Não tendo sido possível, por circunstâncias apenas imputáveis ao próprio arguido (que deixou de residir em qualquer das moradas até então conhecidas nos autos), assegurar o contraditório máximo (consiste na audição presencial), não vislumbramos que nessa perspectiva tivesse sido cometida aquela concreta nulidade. O contrário é que seria destituído de sentido porque proporcionaria a um arguido incontactável (e sabendo que tem “contas a prestar” na sequência de uma condenação) um prémio em manter essa incontactibilidade e assim entorpecer a acção da justiça. Nessa altura, e apesar das diligências efectuadas pelo tribunal a quo, nenhuma informação acerca do seu concreto paradeiro tinha sido conseguida.
Daí que, mostrando-se inviável a possibilidade de audição presencial do arguido (como se constata dos autos por se desconhecer o seu paradeiro, desconhecimento esse que podemos considerar implicitamente reconhecido pela sua própria defensora oficiosa que nada disse quando foi notificada da promoção do Ministério Público no sentido da revogação da suspensão da execução da pena) consideramos que essa não audição presencial não acarreta a pretendida nulidade decorrente da inobservância do artigo 495º nº 2 do Código de Processo Penal.
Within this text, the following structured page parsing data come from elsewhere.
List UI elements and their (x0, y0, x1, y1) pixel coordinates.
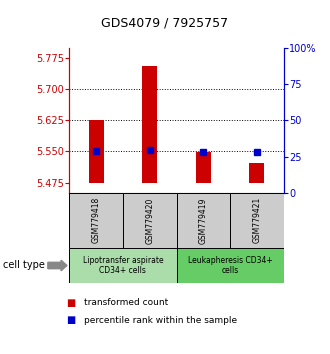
Text: Lipotransfer aspirate
CD34+ cells: Lipotransfer aspirate CD34+ cells (82, 256, 163, 275)
Bar (123, 193, 177, 248)
Bar (249, 162, 265, 183)
Text: percentile rank within the sample: percentile rank within the sample (84, 316, 237, 325)
Bar (142, 65, 157, 183)
Text: GSM779421: GSM779421 (252, 197, 261, 244)
Bar (69, 248, 177, 283)
Bar (230, 193, 284, 248)
Bar (177, 248, 284, 283)
Text: GSM779418: GSM779418 (92, 197, 101, 244)
Text: cell type: cell type (3, 261, 45, 270)
Text: GDS4079 / 7925757: GDS4079 / 7925757 (101, 17, 229, 29)
Bar (177, 193, 230, 248)
Text: ■: ■ (66, 315, 75, 325)
Bar (69, 193, 123, 248)
Bar (88, 120, 104, 183)
Text: GSM779419: GSM779419 (199, 197, 208, 244)
Text: GSM779420: GSM779420 (145, 197, 154, 244)
Text: Leukapheresis CD34+
cells: Leukapheresis CD34+ cells (188, 256, 273, 275)
Bar (196, 152, 211, 183)
Text: transformed count: transformed count (84, 298, 168, 307)
Text: ■: ■ (66, 298, 75, 308)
Por isso, falece a primeira parte da primeira pretensão do recorrente nos termos em que vinha propugnada.

A- 2) Na segunda parte da sua primeira pretensão, invoca ainda o recorrente que foi violado o princípio do contraditório pelo facto de não ter sido notificada a sua então defensora oficiosa para se pronunciar quanto à promovida revogação da suspensão da execução da pena.
Também aqui inexiste razão ao recorrente.
Com efeito, compulsados os elementos constantes da certidão instrutiva do presente recurso e como já tivemos oportunidade de mencionar aquando da resenha do evoluir dos autos, constata-se que previamente à prolação do despacho recorrido, a defensora oficiosa do arguido foi notificada, por carta registada, da promoção do Ministério Público no sentido da revogação da suspensão da execução da pena. E a mesma nada disse na sequência dessa mesma notificação.
Por isso, apesar de não exercido por quem de direito (neste caso pela defensora do arguido que não se manifestou em relação à pretendida revogação da suspensão da execução da pena), consideramos que o tribunal a quo cumpriu cabalmente o princípio do contraditório (também na sua versão mínima, ou processual, dado não ter sido possível na versão máxima ou presencial do arguido), antes de proferir o despacho posto em crise neste recurso.
Assim, e sem necessidade de aprofundadas considerações, falece também a segunda parte da primeira pretensão do recorrente.

B – Passemos agora a analisar a segunda questão que consiste em saber se estão ou não verificados os pressupostos que determinaram a revogação da suspensão da execução da pena, e nessa medida, se será de manter ou revogar a decisão recorrida.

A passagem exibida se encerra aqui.